Quintet H
木管五重奏コンサート
2010年1月30日(土)
開演/午後2時00分 (開場/午後1時30分)
■ 第1部 ■
第1部はモーツァルト作の『魔笛「序曲」』で華々しく始まりました。
クインテット・アッシュを代表して会場のみなさんにご挨拶された宮崎さんもおっしゃっていた通り、まさに「演奏会の幕開けにふさわしい」、これからの時間への期待をより高めてくれるような1曲でした。
2曲目は、プーランク作の『ノヴェレッテ』。
もとはピアノで演奏されるものを木管五重奏用にアレンジしたもので、前者と比べると「よりあたたかい音色のアンサンブル(濱崎さん談)」というように、同じ曲でも演奏する楽器が変わるとその印象も随分と違い驚きました。
さて、2曲が終ったところで、クインテット・アッシュのみなさん各人の自己紹介と楽器の説明がありました。(以下、実際の自己紹介順)
◆濱崎由紀さん(クラリネット)◆
「クラリネットが黒いのは、もとから黒い“グラナデラ(黒檀の一種)”という木で作っているため」とのこと。
また、寅年にちなんであの「とらさん」でおなじみの映画のテーマ曲も、実はクラリネットが使われているということを教えていただきました。
◆最上峰行さん(オーボエ)◆
メンバー内唯一の東北出身者として、ちょこっとだけ“東北弁”を披露し、会場を盛り上げてくださいました。
演奏に使用する“リード”は1本作るのにとても時間がかかり、その半面3日くらいで駄目になってしまうため、「この日の白鷹での演奏と同じ音はこの演奏会でしか聴けない」ということでした。
◆佐藤由起さん(ファゴット)◆
「ファゴットとはイタリア語で“薪の束”という意味で、楽器を分解して持ち運ぶのが薪に見える」ところからそう呼ばれるそうです。(英語圏では主に“バスーン”)
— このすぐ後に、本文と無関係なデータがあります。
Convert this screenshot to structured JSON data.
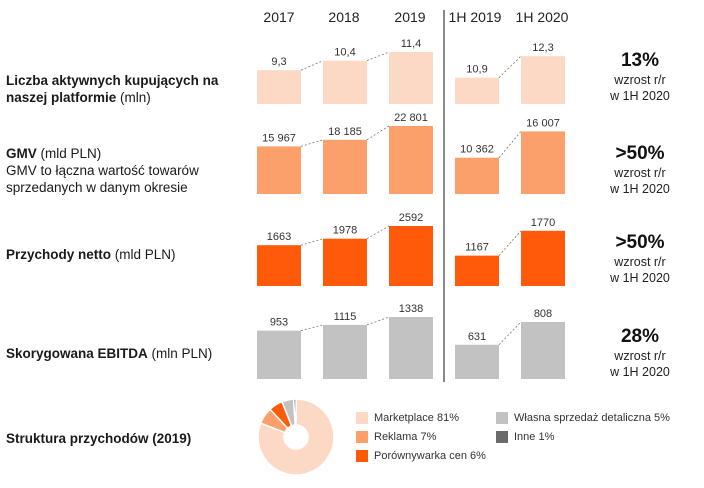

楓で出来ていてかなり重く(3.5~4kg)ストラップ無しでは演奏できないそうですが、木管で一番低い音から3オクターブ出る楽器で、よく伴奏などに使われ「縁の下の力持ち」のような存在ということでした。
◆宮崎由美香さん(フルート)◆
「金属で出来ているフルートが何故木管楽器なのか?」それは、「昔は木で作っていた」からだそうで、金属の方が良く響いて大きい音がするため改良されたということでした。
さらに“
循環呼吸奏法(パーマネント・ブレス)”というフルートの奏法を実演してくださり、その途切れることのない滑らかな音に会場のみなさんもとても感心していたようでした。
◆猪俣和也さん(ホルン)◆
「ホルンは金管楽器だが、その音色が木管楽器の音色と良く混ざるため、木管五重奏として一緒に演奏している」とおっしゃっていました。
音の鳴る仕組みも、まず楽器からマウスピースだけを外して吹いて下さり、次にそれが楽器に繋がった時にどういう音に変化するのかをわかりやすく教えてくださって、最後に誰もが知っているあのラッパのマークのメロディも聴かせてもらいました。
3曲目はモーツァルト作『キラキラ星による12の変奏曲K.265』。
これもほとんどの皆さんが一度は耳にしたことのあるメロディだと思います。
「12の変奏曲」とあるとおり、次から次へと軽やかにメロディが移り変わり、まるでその様は夜空で輝く大小様々な星たちそのもののようでした。
第1部最後の曲は、オーボエ奏者でもある茂木大輔作『木管五重奏のための「父の掌」』でした。
初めて聴きましたが、出だしの優しく少しだけ切ないような旋律から、一転して荒々しいまでの激しいリズムになったりととても変化に富んだ素敵な曲で、聴いているとその情景が脳裏に浮かぶようでした。
演奏会後のアンケートでも、この「父の掌」が好きだと書いて下さっている方が何人かいらっしゃったようです。
ここまでで、演奏会は一旦休憩に入りました。